January 8, 2026
The US Raid on Venezuela: The View From Beijing
Griffin Allen

By: Griffin Allen | The Diplomat |
The recent capture of Nicolas Maduro serves as a stark warning to Chinese leaders about U.S. capabilities and resolve – a warning that is likely to bolster, rather than undermine, deterrence across the Taiwan Strait. While it’s not possible to know what’s in the mind of Xi Jinping, the United States’ capture of Maduro should give Xi Jinping pause as he sets his sights on Taiwan.
Fears that the capture of Maduro will encourage China to do something similar in Taiwan are overblown. First, and most importantly, China doesn’t need to use U.S. action as a pretext to act aggressively toward Taiwan. China has worked hard to build a rationale for action against Taiwan by portraying it as a Chinese “internal affair.” To that end, it has conditioned its diplomatic relationships on acceptance of its “One China Principle.” As a result, due to China’s distortion of the reality in the Strait, China claims not to need to justify its intervention in Taiwan.
As far as Beijing is concerned, international law does not apply; cross-strait relations and U.S.-Venezuela ties are in no way analogous.
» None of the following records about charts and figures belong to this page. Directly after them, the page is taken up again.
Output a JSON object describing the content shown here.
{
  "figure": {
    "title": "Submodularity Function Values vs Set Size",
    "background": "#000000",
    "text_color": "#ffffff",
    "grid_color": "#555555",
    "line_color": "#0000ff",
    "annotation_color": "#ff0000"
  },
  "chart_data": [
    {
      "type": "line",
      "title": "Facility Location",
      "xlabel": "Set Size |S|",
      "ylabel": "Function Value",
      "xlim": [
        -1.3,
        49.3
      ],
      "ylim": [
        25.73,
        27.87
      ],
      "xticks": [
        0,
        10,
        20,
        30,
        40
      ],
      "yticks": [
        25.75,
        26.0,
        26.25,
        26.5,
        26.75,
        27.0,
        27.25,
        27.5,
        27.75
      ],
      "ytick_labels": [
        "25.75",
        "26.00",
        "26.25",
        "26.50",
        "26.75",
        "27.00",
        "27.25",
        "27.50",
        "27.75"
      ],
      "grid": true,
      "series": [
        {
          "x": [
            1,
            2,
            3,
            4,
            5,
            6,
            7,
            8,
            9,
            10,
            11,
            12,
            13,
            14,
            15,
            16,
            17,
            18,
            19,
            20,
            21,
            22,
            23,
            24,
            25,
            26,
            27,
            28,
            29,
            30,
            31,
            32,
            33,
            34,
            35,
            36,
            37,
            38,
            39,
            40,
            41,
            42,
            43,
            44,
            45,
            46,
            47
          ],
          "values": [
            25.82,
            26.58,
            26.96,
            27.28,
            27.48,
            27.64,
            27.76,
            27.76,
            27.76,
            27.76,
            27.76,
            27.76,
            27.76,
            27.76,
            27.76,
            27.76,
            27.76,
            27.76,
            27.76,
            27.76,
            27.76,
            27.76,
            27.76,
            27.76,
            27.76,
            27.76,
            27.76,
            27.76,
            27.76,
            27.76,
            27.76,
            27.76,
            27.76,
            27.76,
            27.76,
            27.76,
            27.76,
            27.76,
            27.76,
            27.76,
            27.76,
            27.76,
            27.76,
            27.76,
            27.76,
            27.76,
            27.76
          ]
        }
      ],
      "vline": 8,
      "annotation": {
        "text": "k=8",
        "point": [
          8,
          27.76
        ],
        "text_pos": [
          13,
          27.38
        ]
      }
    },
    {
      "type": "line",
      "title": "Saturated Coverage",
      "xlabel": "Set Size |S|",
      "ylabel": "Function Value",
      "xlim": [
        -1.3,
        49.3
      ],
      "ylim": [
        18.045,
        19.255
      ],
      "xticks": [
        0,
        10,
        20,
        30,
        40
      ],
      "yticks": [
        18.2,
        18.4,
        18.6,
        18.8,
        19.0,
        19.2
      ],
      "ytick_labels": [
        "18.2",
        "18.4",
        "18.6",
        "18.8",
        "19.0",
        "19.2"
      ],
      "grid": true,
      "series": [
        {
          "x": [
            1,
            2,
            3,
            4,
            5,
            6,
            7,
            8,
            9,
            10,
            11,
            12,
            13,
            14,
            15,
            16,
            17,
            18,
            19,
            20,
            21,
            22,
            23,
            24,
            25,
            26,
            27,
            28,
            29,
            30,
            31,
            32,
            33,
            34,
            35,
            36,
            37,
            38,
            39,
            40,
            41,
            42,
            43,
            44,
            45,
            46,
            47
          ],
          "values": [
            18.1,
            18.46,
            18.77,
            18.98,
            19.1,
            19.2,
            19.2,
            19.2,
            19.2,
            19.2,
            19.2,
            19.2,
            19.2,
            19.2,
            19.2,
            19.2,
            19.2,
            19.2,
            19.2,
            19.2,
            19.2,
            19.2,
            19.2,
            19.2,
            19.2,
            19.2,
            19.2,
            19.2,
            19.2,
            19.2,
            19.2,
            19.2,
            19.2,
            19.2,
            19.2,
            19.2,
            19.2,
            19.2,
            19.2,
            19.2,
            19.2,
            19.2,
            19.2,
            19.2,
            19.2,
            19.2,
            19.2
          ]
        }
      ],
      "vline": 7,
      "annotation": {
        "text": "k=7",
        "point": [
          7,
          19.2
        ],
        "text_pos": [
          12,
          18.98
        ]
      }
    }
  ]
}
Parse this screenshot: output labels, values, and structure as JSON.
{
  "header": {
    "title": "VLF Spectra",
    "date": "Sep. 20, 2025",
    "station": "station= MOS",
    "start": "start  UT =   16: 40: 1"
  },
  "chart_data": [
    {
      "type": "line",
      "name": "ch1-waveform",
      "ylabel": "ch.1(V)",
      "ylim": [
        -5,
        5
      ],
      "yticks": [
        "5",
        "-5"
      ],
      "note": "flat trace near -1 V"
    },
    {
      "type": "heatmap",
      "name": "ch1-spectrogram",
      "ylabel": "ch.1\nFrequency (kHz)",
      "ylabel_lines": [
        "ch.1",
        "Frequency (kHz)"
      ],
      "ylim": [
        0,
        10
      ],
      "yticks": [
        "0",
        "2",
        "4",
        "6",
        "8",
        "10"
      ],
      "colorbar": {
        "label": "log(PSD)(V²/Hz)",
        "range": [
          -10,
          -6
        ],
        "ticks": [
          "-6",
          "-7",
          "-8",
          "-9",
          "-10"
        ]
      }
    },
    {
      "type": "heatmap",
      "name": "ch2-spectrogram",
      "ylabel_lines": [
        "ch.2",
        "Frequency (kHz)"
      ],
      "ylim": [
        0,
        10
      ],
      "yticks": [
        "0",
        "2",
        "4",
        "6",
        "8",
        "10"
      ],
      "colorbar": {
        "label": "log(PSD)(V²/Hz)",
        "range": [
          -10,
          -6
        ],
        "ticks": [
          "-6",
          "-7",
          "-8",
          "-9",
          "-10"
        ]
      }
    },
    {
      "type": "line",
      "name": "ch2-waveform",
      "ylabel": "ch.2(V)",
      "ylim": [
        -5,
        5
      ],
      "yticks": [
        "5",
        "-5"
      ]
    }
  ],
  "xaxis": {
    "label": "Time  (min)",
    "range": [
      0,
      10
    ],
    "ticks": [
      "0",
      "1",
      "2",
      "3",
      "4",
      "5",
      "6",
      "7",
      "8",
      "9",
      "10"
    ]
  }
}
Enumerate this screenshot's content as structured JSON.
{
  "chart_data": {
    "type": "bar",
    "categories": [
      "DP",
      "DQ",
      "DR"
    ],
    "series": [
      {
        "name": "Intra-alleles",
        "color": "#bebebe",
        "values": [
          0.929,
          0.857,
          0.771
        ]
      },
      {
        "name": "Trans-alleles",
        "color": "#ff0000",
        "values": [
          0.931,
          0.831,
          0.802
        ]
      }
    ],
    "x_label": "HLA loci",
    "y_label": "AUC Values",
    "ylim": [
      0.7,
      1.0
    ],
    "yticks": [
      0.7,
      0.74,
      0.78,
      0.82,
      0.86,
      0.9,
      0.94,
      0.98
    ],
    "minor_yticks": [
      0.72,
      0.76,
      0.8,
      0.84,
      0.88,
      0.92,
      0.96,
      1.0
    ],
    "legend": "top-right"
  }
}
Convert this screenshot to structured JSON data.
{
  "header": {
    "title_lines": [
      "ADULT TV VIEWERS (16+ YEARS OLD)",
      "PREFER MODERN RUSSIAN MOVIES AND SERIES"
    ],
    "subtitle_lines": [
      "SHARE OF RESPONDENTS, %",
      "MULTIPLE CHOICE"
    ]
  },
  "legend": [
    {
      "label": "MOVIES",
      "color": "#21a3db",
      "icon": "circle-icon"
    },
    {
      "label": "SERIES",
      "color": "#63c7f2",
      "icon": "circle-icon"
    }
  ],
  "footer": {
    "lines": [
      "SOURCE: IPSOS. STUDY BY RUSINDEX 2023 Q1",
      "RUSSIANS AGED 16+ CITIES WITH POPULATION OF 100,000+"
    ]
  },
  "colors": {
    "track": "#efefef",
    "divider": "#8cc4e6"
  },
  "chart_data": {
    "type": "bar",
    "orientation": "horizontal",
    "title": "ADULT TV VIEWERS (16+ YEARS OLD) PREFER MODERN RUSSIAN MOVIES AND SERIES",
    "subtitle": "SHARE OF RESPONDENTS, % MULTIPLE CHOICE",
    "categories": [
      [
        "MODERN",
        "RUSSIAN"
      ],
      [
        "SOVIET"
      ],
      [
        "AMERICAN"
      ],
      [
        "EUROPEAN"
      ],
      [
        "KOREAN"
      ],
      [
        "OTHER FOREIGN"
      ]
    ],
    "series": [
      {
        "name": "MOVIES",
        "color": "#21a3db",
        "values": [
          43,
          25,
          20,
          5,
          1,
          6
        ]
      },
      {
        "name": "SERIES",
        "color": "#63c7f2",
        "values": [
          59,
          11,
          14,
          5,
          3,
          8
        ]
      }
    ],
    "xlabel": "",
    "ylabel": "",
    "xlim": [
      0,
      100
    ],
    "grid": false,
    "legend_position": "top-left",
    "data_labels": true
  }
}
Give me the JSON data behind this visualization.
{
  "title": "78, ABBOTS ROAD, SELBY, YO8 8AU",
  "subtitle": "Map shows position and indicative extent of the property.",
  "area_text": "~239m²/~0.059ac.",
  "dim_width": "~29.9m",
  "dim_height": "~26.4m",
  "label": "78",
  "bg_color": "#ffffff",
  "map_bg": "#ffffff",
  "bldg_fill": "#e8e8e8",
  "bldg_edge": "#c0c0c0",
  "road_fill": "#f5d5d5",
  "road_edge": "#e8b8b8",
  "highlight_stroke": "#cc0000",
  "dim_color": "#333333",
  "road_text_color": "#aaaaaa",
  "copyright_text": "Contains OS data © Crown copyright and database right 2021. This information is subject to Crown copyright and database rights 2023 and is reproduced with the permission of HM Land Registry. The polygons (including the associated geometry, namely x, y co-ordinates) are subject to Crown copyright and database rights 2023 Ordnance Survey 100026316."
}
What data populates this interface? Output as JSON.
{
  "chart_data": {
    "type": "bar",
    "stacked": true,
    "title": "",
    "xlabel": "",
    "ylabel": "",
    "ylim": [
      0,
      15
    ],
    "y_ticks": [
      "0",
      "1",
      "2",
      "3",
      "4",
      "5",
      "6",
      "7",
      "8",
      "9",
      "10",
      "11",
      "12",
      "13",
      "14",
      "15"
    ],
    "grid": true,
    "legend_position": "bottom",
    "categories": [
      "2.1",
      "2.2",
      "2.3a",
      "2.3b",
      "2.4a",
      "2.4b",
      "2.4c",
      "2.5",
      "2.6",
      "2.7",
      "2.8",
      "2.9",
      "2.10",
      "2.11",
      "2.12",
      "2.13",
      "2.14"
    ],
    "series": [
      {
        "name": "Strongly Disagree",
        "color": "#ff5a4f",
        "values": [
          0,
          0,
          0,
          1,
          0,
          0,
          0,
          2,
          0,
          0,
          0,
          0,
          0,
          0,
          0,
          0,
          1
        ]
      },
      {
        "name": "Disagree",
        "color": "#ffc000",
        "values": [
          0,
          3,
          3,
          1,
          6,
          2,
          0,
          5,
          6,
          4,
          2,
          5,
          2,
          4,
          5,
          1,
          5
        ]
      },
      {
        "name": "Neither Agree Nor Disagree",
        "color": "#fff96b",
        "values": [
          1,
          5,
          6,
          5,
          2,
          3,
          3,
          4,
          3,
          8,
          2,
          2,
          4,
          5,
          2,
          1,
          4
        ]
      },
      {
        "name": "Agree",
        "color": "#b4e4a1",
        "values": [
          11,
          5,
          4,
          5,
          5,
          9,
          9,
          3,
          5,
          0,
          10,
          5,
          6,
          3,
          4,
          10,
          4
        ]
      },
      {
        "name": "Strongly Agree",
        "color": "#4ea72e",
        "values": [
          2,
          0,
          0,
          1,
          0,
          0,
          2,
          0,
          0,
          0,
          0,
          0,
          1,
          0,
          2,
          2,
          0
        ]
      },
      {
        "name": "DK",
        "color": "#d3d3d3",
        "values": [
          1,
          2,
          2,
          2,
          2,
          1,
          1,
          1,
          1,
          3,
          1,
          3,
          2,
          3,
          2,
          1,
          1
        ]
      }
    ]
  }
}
For Beijing to say otherwise would be to undermine its own arguments regarding Taiwan. At most, the U.S. action against Maduro provides Beijing with fodder for propaganda and an imperfect view of how the international community reacts to leadership decapitation operations. Taiwan is far more central to global supply chains and strategic stability than Venezuela, and the international response would reflect that.